Additional financing will require the use of the bank’s balance sheet capacity if the conflict persists.
“I’m trying to create a toolkit that has a tiered response capacity,” Banga told an event hosted by the Bretton Woods Committee, signalling contingency planning for a prolonged conflict.
IMF slashes growth projections
Meanwhile, the IMF has already revised its outlook downward.
In its latest World Economic Outlook, released on 14 April, the fund cut global growth projections, citing war-driven energy price increases.
It said global output would have been upgraded to 3.4% without the Iran war, but now expects weaker growth alongside higher inflation across all modelled scenarios.
On a more cheery note, IMF managing director Kristalina Georgieva reminded the market that the global economy could still recover quickly if the war is contained within weeks, but warned that a prolonged war would deepen economic damage.
The IMF is also in discussions with affected countries to assess financing needs tied to rising energy costs and supply chain disruptions.
A joint statement from the IMF, World Bank and the International Energy Agency described the shock as “substantial, global, and highly asymmetric”, with low-income and energy-importing countries bearing the greatest burden.
The organisations cited disruptions across energy, food and labour markets, compounded by uncertainty around key supply routes, including the Strait of Hormuz.
But even if hostilities cease, officials warned that energy markets may take time to stabilise due to infrastructure damage and delayed supply recovery.
The IMF has advised governments to adopt targeted, temporary measures to shield households from higher energy costs, cautioning against broad subsidies that risk fuelling inflation.
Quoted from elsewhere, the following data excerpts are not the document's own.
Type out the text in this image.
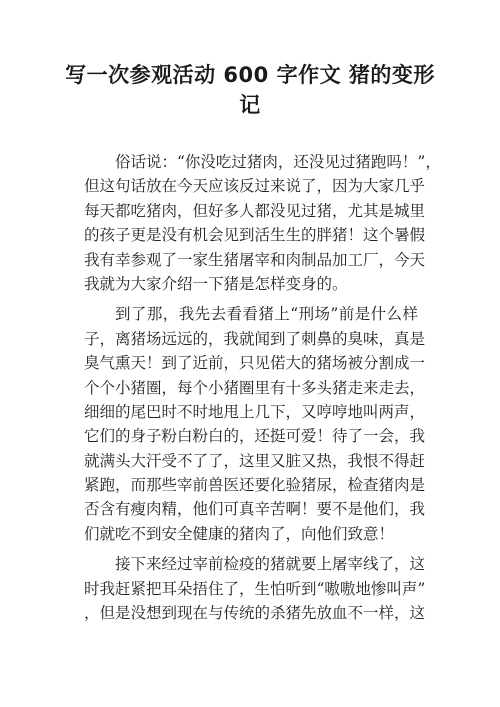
写一次参观活动 600 字作文 猪的变形
记
俗话说：“你没吃过猪肉，还没见过猪跑吗！”，
但这句话放在今天应该反过来说了，因为大家几乎
每天都吃猪肉，但好多人都没见过猪，尤其是城里
的孩子更是没有机会见到活生生的胖猪！这个暑假
我有幸参观了一家生猪屠宰和肉制品加工厂，今天
我就为大家介绍一下猪是怎样变身的。
到了那，我先去看看猪上“刑场”前是什么样
子，离猪场远远的，我就闻到了刺鼻的臭味，真是
臭气熏天！到了近前，只见偌大的猪场被分割成一
个个小猪圈，每个小猪圈里有十多头猪走来走去，
细细的尾巴时不时地甩上几下，又哼哼地叫两声，
它们的身子粉白粉白的，还挺可爱！待了一会，我
就满头大汗受不了了，这里又脏又热，我恨不得赶
紧跑，而那些宰前兽医还要化验猪尿，检查猪肉是
否含有瘦肉精，他们可真辛苦啊！要不是他们，我
们就吃不到安全健康的猪肉了，向他们致意！
接下来经过宰前检疫的猪就要上屠宰线了，这
时我赶紧把耳朵捂住了，生怕听到“嗷嗷地惨叫声”
，但是没想到现在与传统的杀猪先放血不一样，这
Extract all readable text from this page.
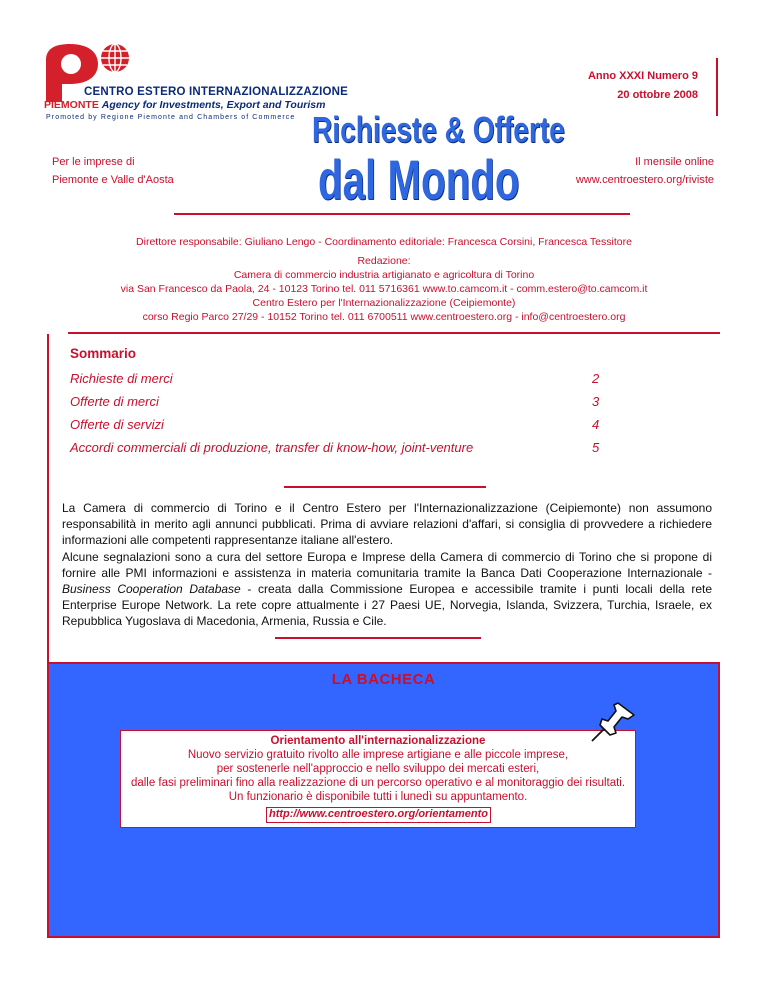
CENTRO ESTERO INTERNAZIONALIZZAZIONE
PIEMONTE Agency for Investments, Export and Tourism
Promoted by Regione Piemonte and Chambers of Commerce
Anno XXXI Numero 9
20 ottobre 2008
Per le imprese di
Piemonte e Valle d'Aosta
Il mensile online
www.centroestero.org/riviste
Richieste & Offerte
dal Mondo
Direttore responsabile: Giuliano Lengo - Coordinamento editoriale: Francesca Corsini, Francesca Tessitore
Redazione:
Camera di commercio industria artigianato e agricoltura di Torino
via San Francesco da Paola, 24 - 10123 Torino tel. 011 5716361 www.to.camcom.it - comm.estero@to.camcom.it
Centro Estero per l'Internazionalizzazione (Ceipiemonte)
corso Regio Parco 27/29 - 10152 Torino tel. 011 6700511 www.centroestero.org - info@centroestero.org
Sommario
Richieste di merci	2
Offerte di merci	3
Offerte di servizi	4
Accordi commerciali di produzione, transfer di know-how, joint-venture	5
La Camera di commercio di Torino e il Centro Estero per l'Internazionalizzazione (Ceipiemonte) non assumono responsabilità in merito agli annunci pubblicati. Prima di avviare relazioni d'affari, si consiglia di provvedere a richiedere informazioni alle competenti rappresentanze italiane all'estero.
Alcune segnalazioni sono a cura del settore Europa e Imprese della Camera di commercio di Torino che si propone di fornire alle PMI informazioni e assistenza in materia comunitaria tramite la Banca Dati Cooperazione Internazionale - Business Cooperation Database - creata dalla Commissione Europea e accessibile tramite i punti locali della rete Enterprise Europe Network. La rete copre attualmente i 27 Paesi UE, Norvegia, Islanda, Svizzera, Turchia, Israele, ex Repubblica Yugoslava di Macedonia, Armenia, Russia e Cile.
LA BACHECA
Orientamento all'internazionalizzazione
Nuovo servizio gratuito rivolto alle imprese artigiane e alle piccole imprese,
per sostenerle nell'approccio e nello sviluppo dei mercati esteri,
dalle fasi preliminari fino alla realizzazione di un percorso operativo e al monitoraggio dei risultati.
Un funzionario è disponibile tutti i lunedì su appuntamento.
http://www.centroestero.org/orientamento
Asian economies to be hardest hit
Fiscal pressures are already intensifying, particularly across Asia, where economies remain heavily dependent on Middle Eastern oil.
Prior to the conflict, around 80% of crude shipments through the Strait of Hormuz were destined for Asian refineries.
Japan and South Korea sourced more than 90% and 70% of their oil imports from the Gulf, respectively, while China and India still rely on the region for around half their supply despite diversification efforts.
Governments across the region have responded with extensive subsidy programmes to contain domestic fuel prices.
These include price caps, compensation schemes for refiners and direct fiscal support.
According to industry estimates, if oil prices remain at $100 per barrel for four months, Asia’s total subsidy bill could exceed $80 billion.
The fiscal impact varies by country but is significant.
In India, subsidy-related costs could reach 0.7% of gross domestic product and 7.2% of government revenue in the 2025–26 fiscal year.
Meanwhile, Indonesia risks breaching its statutory fiscal deficit limit of 3% if elevated prices persist, while Thailand’s fuel subsidy fund is already in deficit.
IMF flags excessive defence spending
The IMF warned in its outlook that rising defence spending linked to geopolitical tensions could further strain public finances, crowd out social investment and complicate inflation control.
High public debt levels and weakening institutional credibility in some economies are expected to amplify vulnerability to external shocks.
At the same time, the fund also noted potential upside risks, including faster productivity gains from artificial intelligence (AI) and easing trade tensions, however, these are unlikely to offset the immediate drag from the conflict.
Energy market volatility remains a central concern.
A sustained escalation pushing oil prices towards $125 per barrel could trigger a global recession, with significant spill over effects on both energy-importing and exporting economies.
For now, modest declines in oil prices have offered limited relief, but policymakers and institutions remain focused on securing a ceasefire and restoring stable supply flows through critical shipping routes.
Until then, the combined response of multilateral lenders and national governments is expected to play a decisive role in cushioning the global economy from a deepening shock.